Reynolds Cothron was born in Blackshear, Georgia, on Christmas Day 1866. He married Mary Emma Davis in 1893. By the turn of the century, Cothron was working as a section foreman for the Florida East Coast Railway and living with his growing family in Lemon City, a suburb of Miami recognized today as Little Haiti.
In the early summer months of 1909, the Cothrons boarded a stern-wheeled paddleboat and moved from the Miami area to the Lower Keys. Reynolds began working on the Niles Channel Bridge project that would connect Flagler’s train from Ramrod to Sugarloaf keys.
A hurricane destroyed their new home in early October, and the Cothron family moved to the Upper Keys.

Reynolds continued to work for the Florida East Coast Railway. At Windley Key, he was a railroad superintendent at the islands Quarry Station. Quarry was located in the general area where Theater of the Sea and the Windley Key Fossil Reef Geological State Park are today.

The 1910 census shows the Cothrons living on Upper Matecumbe Key. They purchased the home of Cephus Pinder, the oldest son of the original Pinders, Richard and Sarah. According to the 1870 Census, the Pinders lived on Indian Key and later became the second family to claim a homestead on Upper Matecumbe Key. The Cephus Pinder home was built on the beach in what is today the Islander Resort.

By 1920, the Cothrons were farmers growing Key limes, tomatoes, and cantaloupes. Reynolds and Mary would have nine children. None would leave a more significant impression on the island chain than their first, Edwin Alonzo Cothron, born June 7, 1904. When Alonzo married Florence Pinder on June 9, 1926, they became the first to be married at a newly built Matecumbe Methodist Church. The church was located on the beach of what is today the Cheeca Lodge.

Like his father, Alonzo was a builder. Together, they built the coral rock Matheson House on Lignumvitae Key, and the trails still used on ranger-led tours today. For a time, Reynolds served as the island’s caretaker. His daughter, Bessie Bland, along with her husband and four children, also served as caretakers at the Matheson property. Reynolds Cothron died on March 12, 1928. He was buried at Miami’s Woodlawn Park Cemetery.

Alonzo would later partner with Berlin Felton in 1936 and create the A&B Fish Company. Among other business endeavors, Alonzo and Berlin would raise stone crabs in the abandoned railroad quarry where Theater of the Sea’s dolphins perform today. Key West’s A&B Lobster House was once part of Alonzo and Berlin’s company.

Alonzo Cothron brought the first public electricity to Upper Matecumbe Key. The small electrical plant operated for limited hours in the mornings and evenings and initially served approximately 22 customers. When the freshwater pipeline arrived in the Keys in the early 1940s, Alonzo oversaw the construction project that dug the trenches to bury the pipes.

Among a host of other construction projects in the Bahamas and on the mainland, in the Keys, Alonzo helped build the Tavernier Hotel.
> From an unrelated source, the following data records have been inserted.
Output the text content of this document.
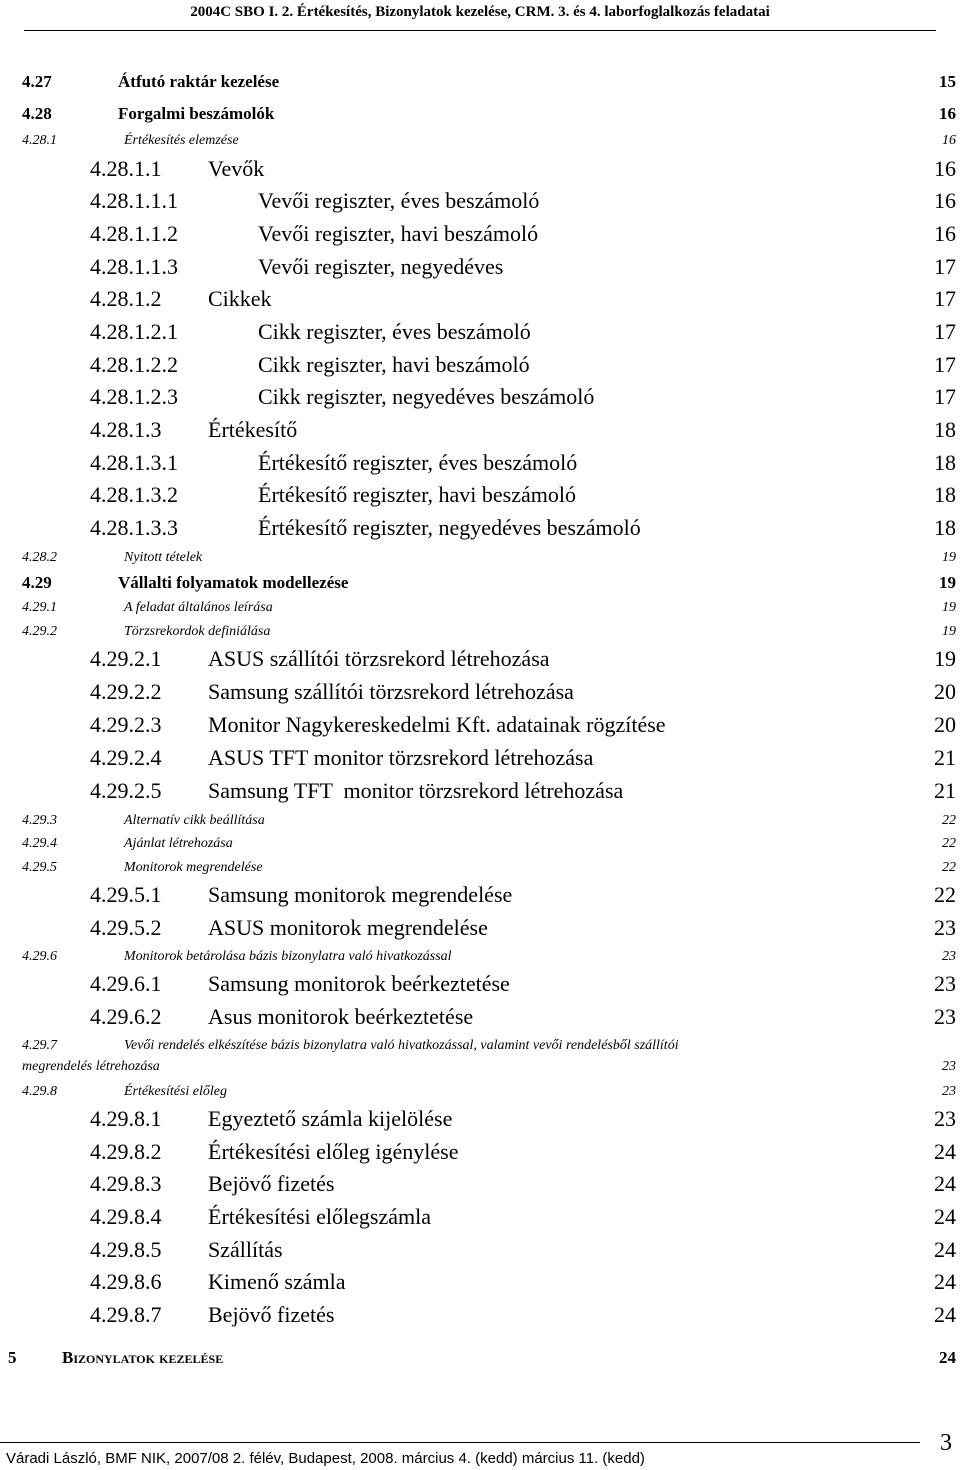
2004C SBO I. 2. Értékesítés, Bizonylatok kezelése, CRM. 3. és 4. laborfoglalkozás feladatai
4.27	Átfutó raktár kezelése	15
4.28	Forgalmi beszámolók	16
4.28.1	Értékesítés elemzése	16
4.28.1.1	Vevők	16
4.28.1.1.1	Vevői regiszter, éves beszámoló	16
4.28.1.1.2	Vevői regiszter, havi beszámoló	16
4.28.1.1.3	Vevői regiszter, negyedéves	17
4.28.1.2	Cikkek	17
4.28.1.2.1	Cikk regiszter, éves beszámoló	17
4.28.1.2.2	Cikk regiszter, havi beszámoló	17
4.28.1.2.3	Cikk regiszter, negyedéves beszámoló	17
4.28.1.3	Értékesítő	18
4.28.1.3.1	Értékesítő regiszter, éves beszámoló	18
4.28.1.3.2	Értékesítő regiszter, havi beszámoló	18
4.28.1.3.3	Értékesítő regiszter, negyedéves beszámoló	18
4.28.2	Nyitott tételek	19
4.29	Vállalti folyamatok modellezése	19
4.29.1	A feladat általános leírása	19
4.29.2	Törzsrekordok definiálása	19
4.29.2.1	ASUS szállítói törzsrekord létrehozása	19
4.29.2.2	Samsung szállítói törzsrekord létrehozása	20
4.29.2.3	Monitor Nagykereskedelmi Kft. adatainak rögzítése	20
4.29.2.4	ASUS TFT monitor törzsrekord létrehozása	21
4.29.2.5	Samsung TFT  monitor törzsrekord létrehozása	21
4.29.3	Alternatív cikk beállítása	22
4.29.4	Ajánlat létrehozása	22
4.29.5	Monitorok megrendelése	22
4.29.5.1	Samsung monitorok megrendelése	22
4.29.5.2	ASUS monitorok megrendelése	23
4.29.6	Monitorok betárolása bázis bizonylatra való hivatkozással	23
4.29.6.1	Samsung monitorok beérkeztetése	23
4.29.6.2	Asus monitorok beérkeztetése	23
4.29.7	Vevői rendelés elkészítése bázis bizonylatra való hivatkozással, valamint vevői rendelésből szállítói
megrendelés létrehozása	23
4.29.8	Értékesítési előleg	23
4.29.8.1	Egyeztető számla kijelölése	23
4.29.8.2	Értékesítési előleg igénylése	24
4.29.8.3	Bejövő fizetés	24
4.29.8.4	Értékesítési előlegszámla	24
4.29.8.5	Szállítás	24
4.29.8.6	Kimenő számla	24
4.29.8.7	Bejövő fizetés	24
5	Bizonylatok kezelése	24
Váradi László, BMF NIK, 2007/08 2. félév, Budapest, 2008. március 4. (kedd) március 11. (kedd)
3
He also built the Smith-Richardson House that would later become part of the Cheeca Lodge, George La Branche’s home, listed today on the National Register of Historic Landmarks, and the bus terminal and restaurant for Greyhound Bus Lines on Greyhound Key. Today, Greyhound Key is known as Fiesta Key and is home to the Fiesta Key RV Resort & Marina.

Edwin Alonzo Cothron died on March 24, 1992.